Entre o vivido e o recordado se interpõe um mar brumoso de silêncio e desmemória. Narrar-se é lançar sinais e sentidos a esse mar, na tentativa inútil de resgatar incólume o náufrago de nós mesmos, todavia perdido, para sempre, numa ilha inacessível à prospecção da verdade. No entanto, insistimos em fazer autorretratos e autorrelatos, insistimos em crer nessa (im)possibilidade de que o passado retorne em seu vigor, assim como as crianças creem que é o boneco, e não o velho ventríloquo, quem está a lhes entreter.
Esse eu ventríloquo e excessivo, que encharca o passado, e tudo o mais que lhe seja circunstante, necessita amparar-se em diversos outros bonecos, inclusive no outro que ele supõe ter sido, para, no ponto derradeiro do discurso biográfico, afirmar, jubiloso: eis-me aqui, enfim completo! Não, não estou aqui (porque o discurso, a cada momento, me projeta; já me localizo duas linhas à frente daquela em que afirmei situar-me). Tampouco passei por ali, naquele passado: quem lá esteve foi alguém que não mais sou, mas que finjo ainda ser-me para lançar uma ponte contra a incontornável consciência da descontinuidade e da dissipação. Situações, pessoas, bichos, livros, gozos, canções e paisagens se mesclam na matéria precária que argamassa a fictícia ponte.
A memória não é feita daquilo que queremos lembrar, mas daquilo que insiste em não se esquecer de nós. Por esse viés, somos a memória do outro: não existiria auto
, e sim, forçosamente, alterobiografia
. Neste depoimento, apresento, em ordem não cronológica, mas alfabética, certos seres e objetos que me assediam, e de que me abasteço para dar coerência e sustentação ao desejo de inventar-me sob a forma de alguma verdade; objetos e seres, porém, eventualmente temperados por antídotos, para relativizar minha própria crença em tudo isso.

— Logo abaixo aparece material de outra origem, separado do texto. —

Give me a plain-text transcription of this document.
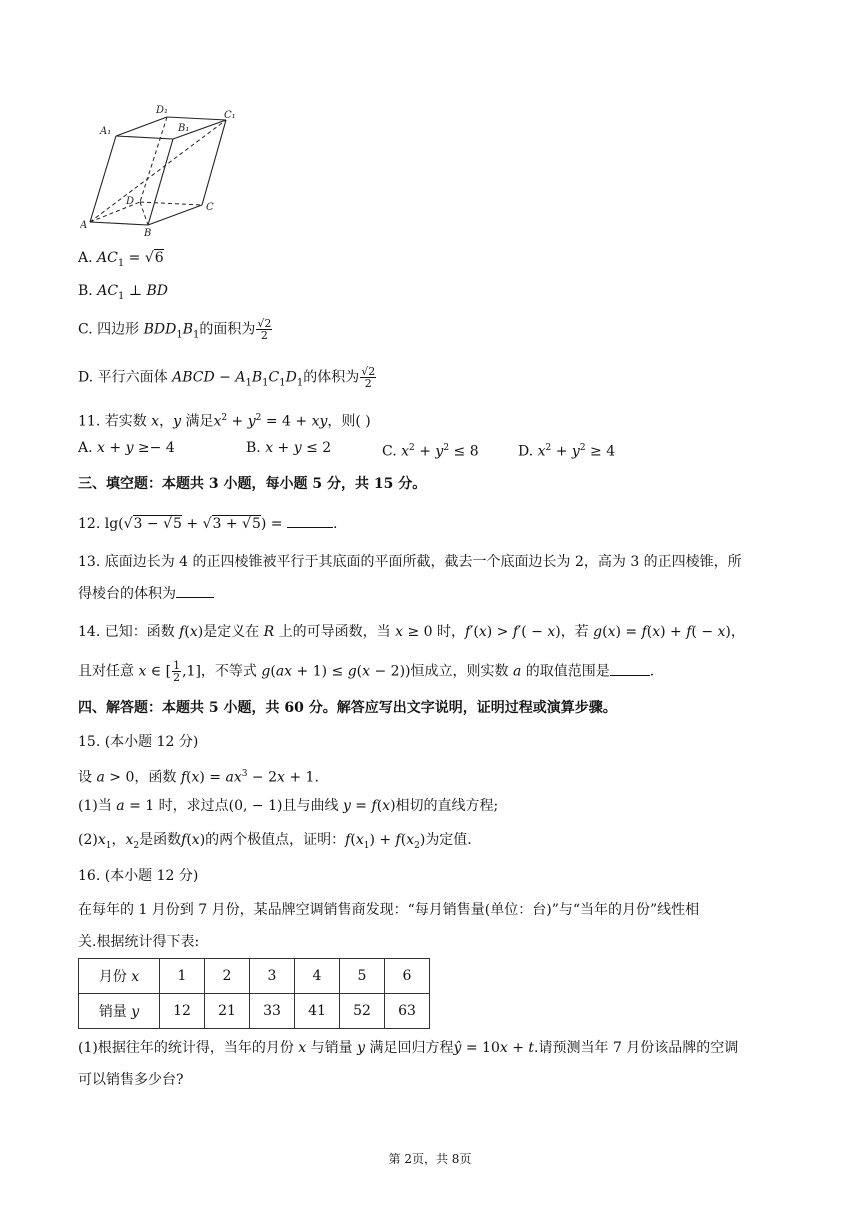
D₁	C₁
A₁	B₁
D
C
A
B
A. $AC_1 = √6$
B. $AC_1$ ⊥ BD
C. 四边形 $BDD_1B_1$的面积为 $\frac{√2}{2}$
D. 平行六面体 ABCD − $A_1B_1C_1D_1$的体积为 $\frac{√2}{2}$
11. 若实数 x，y 满足$x^2 + y^2 = 4$ + xy，则( )
A. x + y ≥− 4	B. x + y ≤ 2	C. $x^2 + y^2 \le 8$	D. $x^2 + y^2 \ge 4$
三、填空题：本题共 3 小题，每小题 5 分，共 15 分。
12. lg(√3 − √5 + √3 + √5) =	.
13. 底面边长为 4 的正四棱锥被平行于其底面的平面所截，截去一个底面边长为 2，高为 3 的正四棱锥，所
得棱台的体积为
14. 已知：函数 f(x)是定义在 R 上的可导函数，当 x ≥ 0 时，f′(x) > f′( − x)，若 g(x) = f(x) + f( − x)，
且对任意 x ∈ [ $\frac{1}{2} ,1$]，不等式 g(ax + 1) ≤ g(x − 2))恒成立，则实数 a 的取值范围是	.
四、解答题：本题共 5 小题，共 60 分。解答应写出文字说明，证明过程或演算步骤。
15. (本小题 12 分)
设 a > 0，函数 $f(x) = ax^3 - 2x + 1$.
(1)当 a = 1 时，求过点(0, − 1)且与曲线 y = f(x)相切的直线方程;
$(2)x_1$，$x_2$是函数f(x)的两个极值点，证明：$f(x_1) + f(x_2)$为定值.
16. (本小题 12 分)
在每年的 1 月份到 7 月份，某品牌空调销售商发现：“每月销售量(单位：台)”与“当年的月份”线性相
关.根据统计得下表:
月份 x	1	2	3	4	5	6
销量 y	12	21	33	41	52	63
(1)根据往年的统计得，当年的月份 x 与销量 y 满足回归方程ŷ = 10x + t.请预测当年 7 月份该品牌的空调
可以销售多少台?
第 2页，共 8页
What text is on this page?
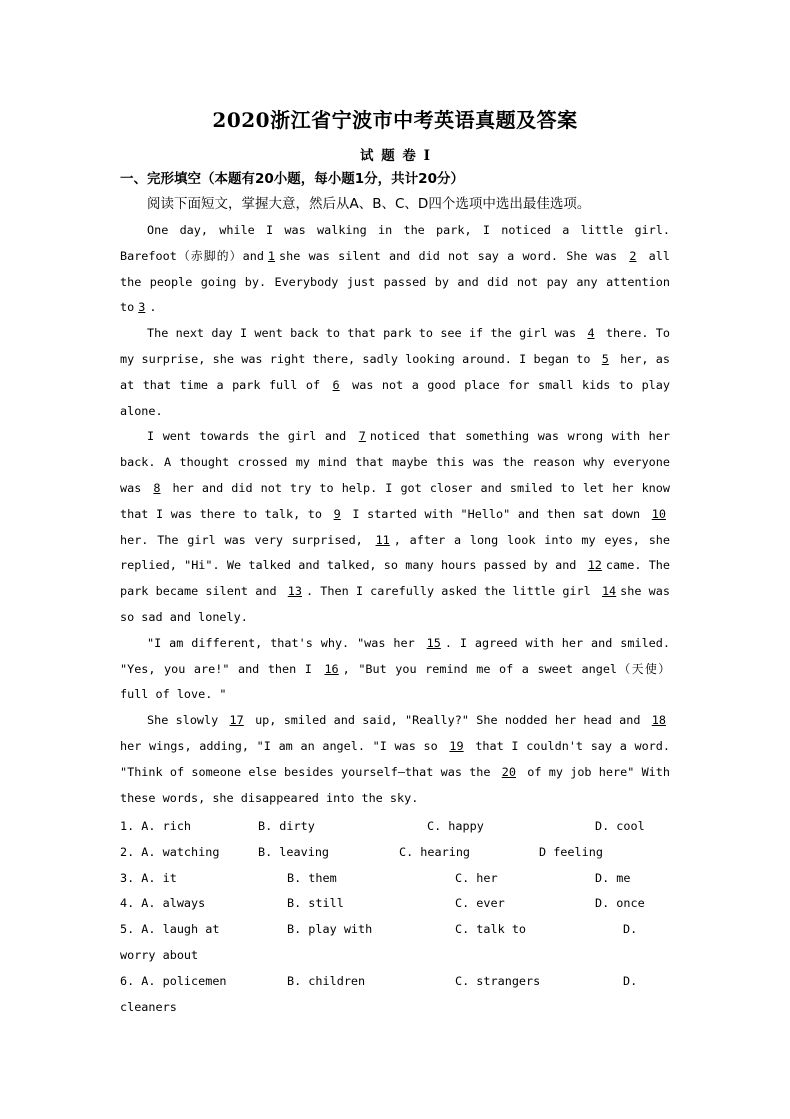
2020浙江省宁波市中考英语真题及答案
试 题 卷 I
一、完形填空（本题有20小题，每小题1分，共计20分）
阅读下面短文，掌握大意，然后从A、B、C、D四个选项中选出最佳选项。

One day, while I was walking in the park, I noticed a little girl. Barefoot（赤脚的）and 1 she was silent and did not say a word. She was 2 all the people going by. Everybody just passed by and did not pay any attention to 3 .

The next day I went back to that park to see if the girl was 4 there. To my surprise, she was right there, sadly looking around. I began to 5 her, as at that time a park full of 6 was not a good place for small kids to play alone.

I went towards the girl and 7 noticed that something was wrong with her back. A thought crossed my mind that maybe this was the reason why everyone was 8 her and did not try to help. I got closer and smiled to let her know that I was there to talk, to 9 I started with "Hello" and then sat down 10 her. The girl was very surprised, 11 , after a long look into my eyes, she replied, "Hi". We talked and talked, so many hours passed by and 12 came. The park became silent and 13 . Then I carefully asked the little girl 14 she was so sad and lonely.

"I am different, that's why. "was her 15 . I agreed with her and smiled. "Yes, you are!" and then I 16 , "But you remind me of a sweet angel（天使）full of love. "

She slowly 17 up, smiled and said, "Really?" She nodded her head and 18 her wings, adding, "I am an angel. "I was so 19 that I couldn't say a word. "Think of someone else besides yourself—that was the 20 of my job here" With these words, she disappeared into the sky.

1. A. rich	B. dirty	C. happy	D. cool
2. A. watching	B. leaving	C. hearing	D feeling
3. A. it	B. them	C. her	D. me
4. A. always	B. still	C. ever	D. once
5. A. laugh at	B. play with	C. talk to	D.
worry about
6. A. policemen	B. children	C. strangers	D.
cleaners
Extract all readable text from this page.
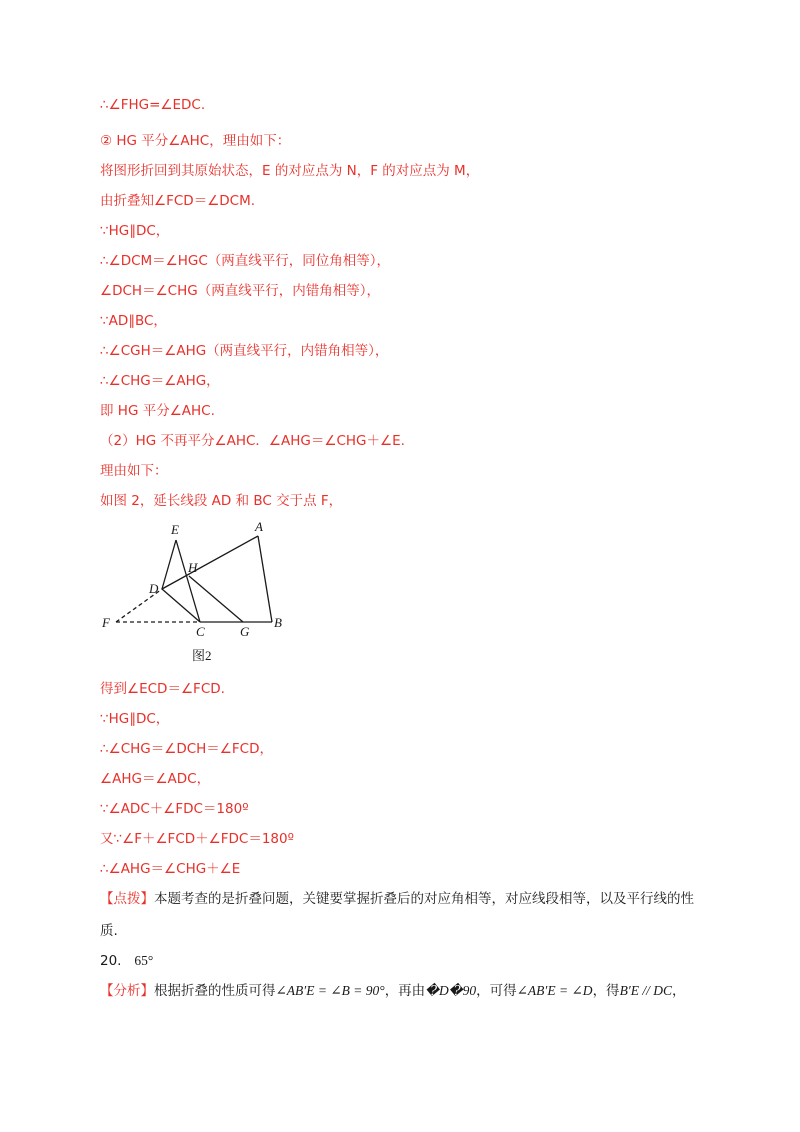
∴∠FHG=∠EDC.
② HG 平分∠AHC，理由如下：
将图形折回到其原始状态，E 的对应点为 N，F 的对应点为 M，
由折叠知∠FCD＝∠DCM.
∵HG∥DC，
∴∠DCM＝∠HGC（两直线平行，同位角相等），
∠DCH＝∠CHG（两直线平行，内错角相等），
∵AD∥BC，
∴∠CGH＝∠AHG（两直线平行，内错角相等），
∴∠CHG＝∠AHG，
即 HG 平分∠AHC.
（2）HG 不再平分∠AHC．∠AHG＝∠CHG＋∠E.
理由如下：
如图 2，延长线段 AD 和 BC 交于点 F，
E	A
H
D
F
C	G
B
图2
得到∠ECD＝∠FCD.
∵HG∥DC，
∴∠CHG＝∠DCH＝∠FCD，
∠AHG＝∠ADC，
∵∠ADC＋∠FDC＝180º
又∵∠F＋∠FCD＋∠FDC＝180º
∴∠AHG＝∠CHG＋∠E
【点拨】本题考查的是折叠问题，关键要掌握折叠后的对应角相等，对应线段相等，以及平行线的性
质.
20. 65°
【分析】根据折叠的性质可得∠AB′E = ∠B = 90°，再由�D�90，可得∠AB′E = ∠D，得B′E // DC，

Finalmente, o subtítulo deste painel propõe: O que nos pode ser revelado. O que ensina ou revela um escritor, mais especificamente um poeta? Se não soar presunçoso, gostaria de apresentar minha versão, através de um poema, que é, também, uma confissão de modéstia frente à potência desnorteadora da palavra. Ele se chama Autorretrato
:
Um poeta nunca sabe
onde sua voz termina,
se é dele de fato a voz
que no seu nome se assina.
Nem sabe se a vida alheia
é seu pasto de rapina,
ou se o outro é quem lhe invade,
com a voragem assassina.
Nenhum poeta conhece
esse motor que maquina
a explosão da coisa escrita
contra a crosta da rotina.
Entender inteiro o poeta
é bem malsinada sina:
quando o supomos em cena,
já vai sumindo na esquina,
entrando na contramão
do que o bom senso lhe ensina.
Por sob a zona da sombra,
navega em meio à neblina.
Sabe que nasce do escuro
a poesia que o ilumina.
1 Painel Encontro de Escritores Lusófonos
, no âmbito da V Bienal de Culturas Lusófonas, em Odivelas (Portugal), 19.5.2015.
Em torno do verso
Em 1980, Carlos Drummond de Andrade publicou A paixão medida. Valho-me desse belo título para desenvolver algumas reflexões sobre o verso. De certo modo, podemos considerar o poema como a prática de uma paixão
que, simultaneamente, se insere em alguma medida
, num andamento rítmico que lhe dá força e expressão.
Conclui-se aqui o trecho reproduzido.